Никаноркин не поверил:
— Ты в самом деле не бросался мелом?
— И не думал.
— Мне-то можешь сказать правду.
— Говорю: не бросался!
— Может, швырнул ненароком, да и забыл потом?
Гриша замолчал, до того рассердился.
— Не мог же он выдумать? — продолжал неугомонный Никаноркин. — Ты что надулся? Я, что ли, виноват?
Запись в кондуит в приготовительном классе — дело редкое. Это не то, что во втором или в третьем: там уже имеются — на виду у всех — «отпетые», «чудилы»; есть и «отчаянные» — не сегодня-завтра их исключат из училища. А откуда «отпетым» взяться среди приготовишек?
На переменах около Гриши собиралась целая толпа.
Были и такие, что советовали ему «признаться» начальству, извиниться, — тогда, может, все кончится отсидкой, а в кондуит не запишут. Кондуит — дело серьезное: раз запишут, два запишут, а там — тройка по поведению за четверть года. Раз — тройка по поведению, два — тройка по поведению, а там, глядишь, и выгонят.
— Я бы на твоем месте признался, — сказал Персиц.
Вот! Свои же не верят!
В отчаянии Гриша подстерег Голотского после уроков на крыльце училища и начал объяснять ему, «как было дело».
Голотский перебил:
— Так чего же ты хочешь? Чтоб я поверил тебе, а не надзирателю? Ты только подумай, какая чепуха лезет тебе в голову.
Тридцать пять лет учительствовал Лаврентий Лаврентьевич Голотский и за эти годы не разлюбил своего дела. А значит, по-своему любил он и своих учеников, которых, правда, не уставал обзывать «дубинами», «лоботрясами», «пучеглазыми», «гололобыми» и другими кличками. Клички эти не считались обидными: то ли привычны были, то ли тон у Голотского был не злой.

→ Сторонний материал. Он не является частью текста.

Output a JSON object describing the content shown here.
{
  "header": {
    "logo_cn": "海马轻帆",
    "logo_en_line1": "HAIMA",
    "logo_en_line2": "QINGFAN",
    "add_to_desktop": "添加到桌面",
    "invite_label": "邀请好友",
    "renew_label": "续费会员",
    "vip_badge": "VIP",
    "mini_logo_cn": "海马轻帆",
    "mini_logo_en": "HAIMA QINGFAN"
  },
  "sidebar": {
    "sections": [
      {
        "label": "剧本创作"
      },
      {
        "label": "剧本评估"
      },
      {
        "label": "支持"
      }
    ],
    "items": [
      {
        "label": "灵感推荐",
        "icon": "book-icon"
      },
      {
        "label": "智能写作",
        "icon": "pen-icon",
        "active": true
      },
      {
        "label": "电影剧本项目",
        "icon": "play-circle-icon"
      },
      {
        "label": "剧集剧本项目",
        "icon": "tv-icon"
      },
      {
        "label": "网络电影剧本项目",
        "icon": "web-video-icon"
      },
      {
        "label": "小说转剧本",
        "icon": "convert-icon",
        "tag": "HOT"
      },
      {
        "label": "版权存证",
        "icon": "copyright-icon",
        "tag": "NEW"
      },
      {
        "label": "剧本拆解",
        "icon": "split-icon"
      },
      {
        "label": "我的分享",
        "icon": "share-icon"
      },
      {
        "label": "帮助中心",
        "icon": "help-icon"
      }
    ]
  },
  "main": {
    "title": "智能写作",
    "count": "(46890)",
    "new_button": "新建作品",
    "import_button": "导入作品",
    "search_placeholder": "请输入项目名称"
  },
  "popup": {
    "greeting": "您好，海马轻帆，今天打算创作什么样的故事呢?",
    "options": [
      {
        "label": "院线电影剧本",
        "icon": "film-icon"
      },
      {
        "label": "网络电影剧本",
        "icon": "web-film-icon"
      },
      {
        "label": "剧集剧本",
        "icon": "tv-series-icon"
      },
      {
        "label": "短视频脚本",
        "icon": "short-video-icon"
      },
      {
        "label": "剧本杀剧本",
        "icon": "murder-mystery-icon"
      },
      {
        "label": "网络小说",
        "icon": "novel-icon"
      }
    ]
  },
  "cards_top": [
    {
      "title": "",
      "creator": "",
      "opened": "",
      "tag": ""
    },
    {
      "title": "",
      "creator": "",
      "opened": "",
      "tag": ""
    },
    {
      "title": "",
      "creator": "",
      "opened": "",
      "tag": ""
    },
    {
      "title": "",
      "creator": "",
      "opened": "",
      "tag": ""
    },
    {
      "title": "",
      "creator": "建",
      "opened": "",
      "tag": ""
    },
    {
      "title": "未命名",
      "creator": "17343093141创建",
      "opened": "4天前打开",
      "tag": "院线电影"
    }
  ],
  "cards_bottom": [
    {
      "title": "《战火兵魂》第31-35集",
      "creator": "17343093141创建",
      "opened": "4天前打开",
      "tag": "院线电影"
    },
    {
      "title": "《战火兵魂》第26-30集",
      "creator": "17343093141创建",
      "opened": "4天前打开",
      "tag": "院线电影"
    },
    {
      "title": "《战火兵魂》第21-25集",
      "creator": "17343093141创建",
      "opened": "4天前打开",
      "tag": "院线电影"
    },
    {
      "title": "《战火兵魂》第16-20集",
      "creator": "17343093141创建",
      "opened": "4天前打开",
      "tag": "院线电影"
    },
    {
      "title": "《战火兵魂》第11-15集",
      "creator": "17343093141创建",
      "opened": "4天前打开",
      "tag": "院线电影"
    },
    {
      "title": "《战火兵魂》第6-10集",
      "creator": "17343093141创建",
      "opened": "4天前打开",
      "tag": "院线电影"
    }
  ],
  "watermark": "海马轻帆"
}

Долгую жизнь прожил человек, и, может быть, прочел он многое во взгляде Григория Шумова: похоже, что взгляд мальчишки не лгал.
Про себя Голотский иначе и не называл Виктора Аполлоновича, как словом «хлюст». История «хлюста» случайно была ему известна.
Отец Виктора Аполлоновича был богатый петербургский барин. Он долго и старательно проживал свое огромное состояние и в России и за границей — в Париже, в Ницце… Ему было не до сына.
Сыну тоже было не до него, но жить он хотел непременно, как отец: рано начал кутить, дальше пятого класса кадетского корпуса не пошел и к тридцати годам оказался в уездном городе, на должности надзирателя в реальном училище: никакого наследства от отца не осталось. Числилось за ним в прошлом какое-то некрасивое дело, но подробностей Лаврентий Лаврентьевич не знал и узнавать не хотел. Знал только, что Стрелецкий под судом не был, — значит, и толковать не о чем, тем более что родня у «хлюста» по-прежнему оставалась богатой, многочисленной и влиятельной: такая родня может повредить кому захочет, в том числе и инспектору реального училища.